Newborn screening has touched the lives of nearly every person born in Massachusetts over the past five decades. That anniversary was celebrated at the State House on Dec. 9, when a proclamation from Gov. Deval L. Patrick declared Dec. 9-15 Newborn Screening Awareness Week in Massachusetts.
UMass Medical School, on behalf of the Department of Public Health, has operated the Massachusetts newborn screening program since 1997. In that time, more than 2.6 million babies born in Massachusetts have been screened for rare health conditions. Of them, more than 2,800 have tested positive for serious health conditions in the first days of life.

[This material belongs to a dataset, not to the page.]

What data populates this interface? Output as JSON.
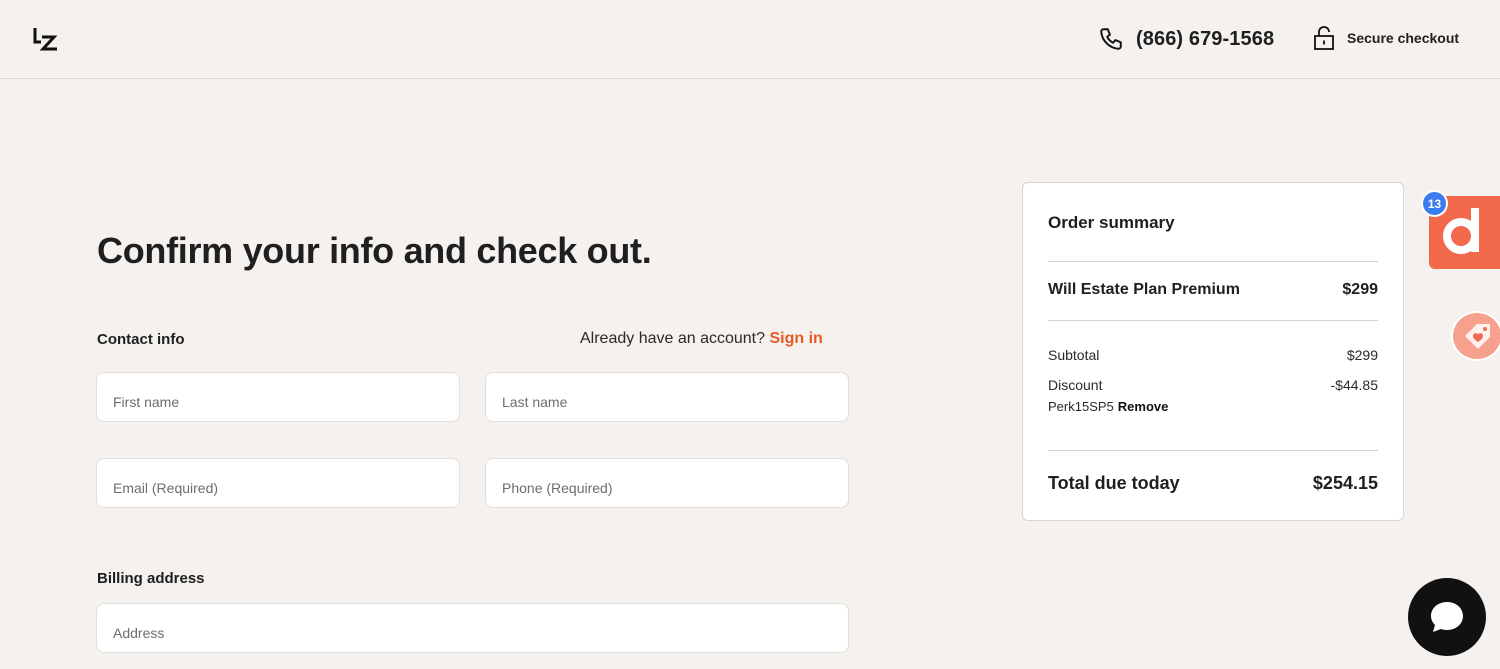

UMass also runs screening programs in the states of Maine, New Hampshire, Rhode Island and Vermont.
“The New England Screening Program is a wonderful example of our mission in action,” Joyce A. Murphy, executive vice chancellor of UMass Medical School’s Commonwealth Medicine division, told the gathering within Nurses Hall.
Madeleine M. Stout, a 22-year-old college graduate, credited her “very normal life” to newborn screening, which identified her endocrine disorder within a week of her birth.

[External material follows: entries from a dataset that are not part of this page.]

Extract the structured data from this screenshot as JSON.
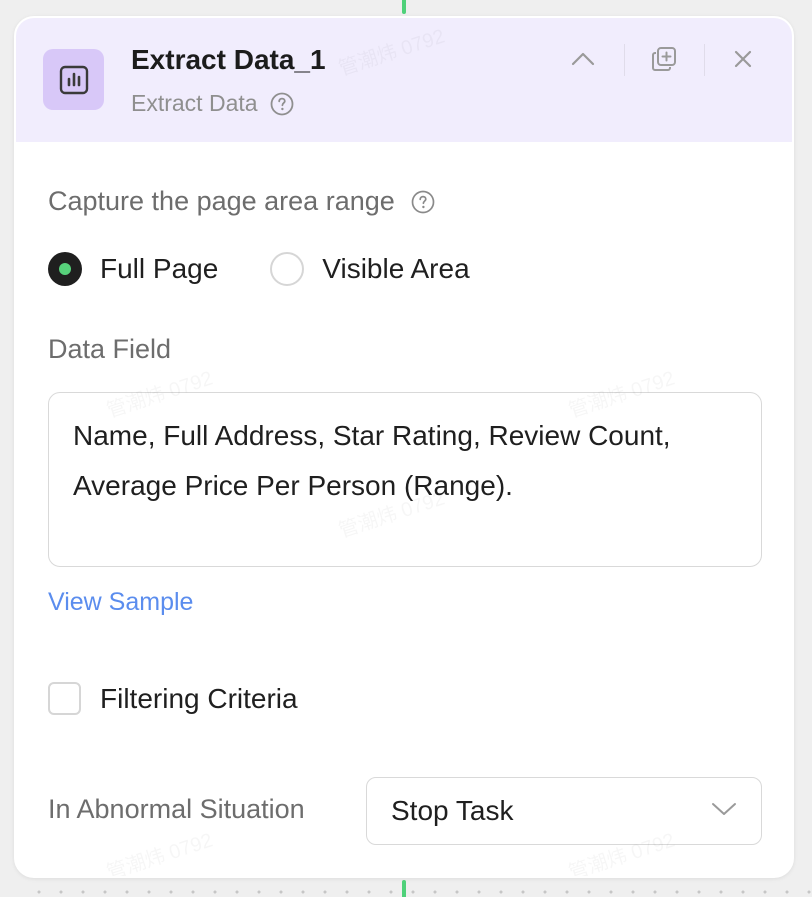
{
  "node": {
    "title": "Extract Data_1",
    "subtitle": "Extract Data",
    "icon": "bar-chart-icon",
    "accent_color": "#d8c8f8",
    "header_background": "#f1edfd"
  },
  "header_actions": {
    "collapse_icon": "chevron-up-icon",
    "duplicate_icon": "duplicate-icon",
    "close_icon": "close-icon"
  },
  "capture": {
    "label": "Capture the page area range",
    "options": [
      {
        "label": "Full Page",
        "selected": true
      },
      {
        "label": "Visible Area",
        "selected": false
      }
    ],
    "selected_color": "#57d17b"
  },
  "data_field": {
    "label": "Data Field",
    "value": "Name, Full Address, Star Rating, Review Count, Average Price Per Person (Range)."
  },
  "view_sample": {
    "label": "View Sample",
    "color": "#5b8dee"
  },
  "filtering": {
    "label": "Filtering Criteria",
    "checked": false
  },
  "abnormal": {
    "label": "In Abnormal Situation",
    "selected_value": "Stop Task"
  },
  "watermark": {
    "text": "管潮炜 0792"
  }
}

“It was all thanks to a single heel prick that changed my life.” She said. “You have changed my life, and you have changed thousands of other lives.”
Executive Office of Health and Human Services Secretary John W. Polanowicz said the partnership between the state’s only public medical school and state agencies has helped to ensure the screening program promotes the health and vitality of the state’s most vulnerable residents – newborn children.
“With the support of experts from our Newborn Screening Advisory Committee, all of our birthing hospitals throughout the state and with UMass Medical School, we’ve built a program that has truly advanced both the science and the mission of newborn screening,” Massachusetts Department of Public Health Commissioner Cheryl Bartlett said.